La guerre des noms de domaine fait rage sur la planète Web
L’icann, le régulateur technique du Web, a ouvert à la vente des centaines de nouveaux suffixes pour les sites Internet. Entre ceux qui craignent déjà des atteintes à la propriété intellectuelle et ceux qui sont prêts à dépenser des millions pour décroche
La guerre des suffixes a commencé : « book », « read », « author »… les adresses de sites Internet ne se cantonneront bientôt plus au « .com » ou « .fr ». Près de 2 000 demandes ont été déposées en juin pour obtenir ces nouveaux « domaines génériques de premier niveau » (gTLD) auprès de l’Icann (Internet Corporation for Assigned Names and Numbers, www.icann.org). Or l’achat de ces nouveaux suffixes fait l’objet de batailles acharnées.

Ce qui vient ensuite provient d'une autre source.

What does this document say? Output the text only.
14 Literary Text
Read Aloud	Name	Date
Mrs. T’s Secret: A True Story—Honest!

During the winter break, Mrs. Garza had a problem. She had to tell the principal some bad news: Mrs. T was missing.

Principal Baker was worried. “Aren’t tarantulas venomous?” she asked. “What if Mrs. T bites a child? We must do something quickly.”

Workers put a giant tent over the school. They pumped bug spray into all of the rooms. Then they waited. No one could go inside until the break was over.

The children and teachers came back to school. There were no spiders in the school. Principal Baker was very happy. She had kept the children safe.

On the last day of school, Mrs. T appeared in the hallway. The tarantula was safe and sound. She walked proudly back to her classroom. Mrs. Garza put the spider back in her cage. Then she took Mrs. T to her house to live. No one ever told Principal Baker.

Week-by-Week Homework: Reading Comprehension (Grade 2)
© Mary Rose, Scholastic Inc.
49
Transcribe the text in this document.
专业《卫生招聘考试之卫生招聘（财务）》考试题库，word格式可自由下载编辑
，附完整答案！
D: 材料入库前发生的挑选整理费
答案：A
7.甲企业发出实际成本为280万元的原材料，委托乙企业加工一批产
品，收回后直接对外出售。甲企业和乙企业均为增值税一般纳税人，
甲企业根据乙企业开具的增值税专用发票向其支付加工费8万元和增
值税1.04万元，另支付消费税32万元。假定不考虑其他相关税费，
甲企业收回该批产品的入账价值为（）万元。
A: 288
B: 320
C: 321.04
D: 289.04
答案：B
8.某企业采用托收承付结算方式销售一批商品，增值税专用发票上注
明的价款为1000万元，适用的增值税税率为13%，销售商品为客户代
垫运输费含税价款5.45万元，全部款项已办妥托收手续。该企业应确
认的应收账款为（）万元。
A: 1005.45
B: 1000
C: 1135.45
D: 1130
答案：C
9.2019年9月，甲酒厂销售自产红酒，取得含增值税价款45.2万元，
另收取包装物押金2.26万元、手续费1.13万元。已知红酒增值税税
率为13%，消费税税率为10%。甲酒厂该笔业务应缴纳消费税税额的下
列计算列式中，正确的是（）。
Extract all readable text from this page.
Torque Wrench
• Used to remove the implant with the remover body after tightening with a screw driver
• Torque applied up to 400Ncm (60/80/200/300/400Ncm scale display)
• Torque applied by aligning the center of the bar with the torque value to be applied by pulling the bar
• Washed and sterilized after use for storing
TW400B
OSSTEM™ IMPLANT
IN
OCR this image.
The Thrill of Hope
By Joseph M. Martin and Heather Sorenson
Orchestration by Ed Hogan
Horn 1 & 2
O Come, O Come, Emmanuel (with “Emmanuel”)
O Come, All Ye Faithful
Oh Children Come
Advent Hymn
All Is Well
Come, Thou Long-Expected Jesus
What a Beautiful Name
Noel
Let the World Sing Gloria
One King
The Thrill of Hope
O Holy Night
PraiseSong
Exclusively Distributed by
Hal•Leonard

Les premières escarmouches sont menées par les associations d’auteurs américains. Leur dernière action en date : celle qui voit des auteurs et des éditeurs affronter le moteur de recherche Google et le libraire en ligne Amazon. Ce dernier a déposé quelque 63 demandes en alphabet latin pour des mots allant de Kindle – le nom de sa tablette – à « joy », « kids », « free » mais aussi « books » et « author » (« joie », « enfants », « libre », « livres », « auteur »).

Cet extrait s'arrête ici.